Das Titelgebende „Vlagtwedde Tape 2“ (gibt es da noch weitere Tracks, die veröffentlicht werden oder war „Witte Wieven“ die erste Aufnahme?) folgt mit seinen 17:32 Minuten Spielzeit an zweiter Position. Ein sehr schönes Rhythmusmuster und mysteriös wirkende Klänge eröffnen dann dieses längste Stück des Albums. Auf repetitive, sich wiederholende Klang- und Rhythmusmuster legt das Trio dann herrliche Flächenharmonien, was mystisch und geheimnisvoll wirkt. Der Track entwickelt sich weiter und kombiniert sakral wirkende Synthchöre mit Gitarrenähnlichen Sounds und einfühlsamen Harmoniebögen. Dann kommen Mellotronsounds hinzu und im weiteren Verlauf werden Trompetenhafte Klänge hinzuaddiert. Diese Art von Klang- und Musikzusammenstellung bekommen nur BK&S hin und ziehen die Hörer damit in einen hypnotischen Strudel.

Auf 14:27 Minuten Spielzeit bringt es dann das Stück „Raindrops On The Rooftop“. Hier klingen die ersten Töne allerdings wieder recht sakral und Mellotronmäßig. Nach einigen Momenten kommt dann ein Sequenzerrhythmus auf, der ein wenig kantig klingt. Nach etwa fünf Minuten dreht das Trio die Dynamik hoch, was am Sound und den Percussion von Bas liegt. Und dann geht das Ganze in Richtung Tangerine Dream der Endsiebziger Jahre. Ein wahrer Genuss.

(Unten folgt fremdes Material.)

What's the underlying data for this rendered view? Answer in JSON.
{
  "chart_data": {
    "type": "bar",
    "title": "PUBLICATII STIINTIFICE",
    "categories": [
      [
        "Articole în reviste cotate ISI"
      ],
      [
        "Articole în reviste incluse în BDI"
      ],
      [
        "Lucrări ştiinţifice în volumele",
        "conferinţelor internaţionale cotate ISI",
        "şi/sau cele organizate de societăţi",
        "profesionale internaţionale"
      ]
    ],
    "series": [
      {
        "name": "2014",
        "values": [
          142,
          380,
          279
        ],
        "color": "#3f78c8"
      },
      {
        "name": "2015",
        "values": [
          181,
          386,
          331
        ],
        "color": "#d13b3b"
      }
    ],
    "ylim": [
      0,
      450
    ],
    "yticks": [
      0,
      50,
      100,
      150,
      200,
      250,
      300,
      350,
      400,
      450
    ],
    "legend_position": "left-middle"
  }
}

Das 15:50minütige „Westerwolde Triple“ ist nicht etwa an die deutsche Region des Westerwaldes angelehnt, vielmehr handelt es sich bei Westerwolde um eine Gemeinde in der niederländischen Provinz Groningen, die nur knapp 3 Kilometer von Vlagtwedde entfernt liegt. Dieser Track beginnt ebenfalls recht mysteriös und zeigt in den ersten Minuten lediglich Stimmungsbilder, die aber danach in eine sanfte Melodielinie übergehen, die sich in die mysteriösen Klänge mischt. Das hat so ein bisschen was von einem Soundtrack.

Der letzte Track „Am Großen Baum“ wurde im Herbst 2021 in Detlef Kellers Studio eingespielt. Hier jammen die drei Musiker im gleichen Stil wie die in Vlagtwedde aufgenommenen Stücke, ohne das ein Bruch im Album entsteht. Sehr melodisch mit perlenden Klängen und weiteren Klangtupfern starten die Drei in diesen Abschlusstrack. Nach etwas mehr als einer Minute kommen dann erste Harmonien auf, die dann weiter ausgebaut und im weiteren Verlauf mit einem sanften Sequenzerrhythmus unterlegt werden. Ein sehr schöner Abschluss mit Gänsehautfaktor.

Es hat zwar zwei Jahre gedauert, bis das Trio Broekhuis, Keller & Schönwälder ein neues Studioalbum vorlegt. Das ist sicherlich auch der Corona-Epidemie geschuldet, da die drei in unterschiedlichen Regionen zu Hause sind. Das Warten hat sich aber gelohnt, denn auf „The Vlagtwedde Tapes“ befinden sich wieder tolle Stücke, die im typischen BK&S-Stil mit Referenzen an die Musik der „Berliner Schule“ (Klaus Schulze und Tangerine Dream) gehalten sind.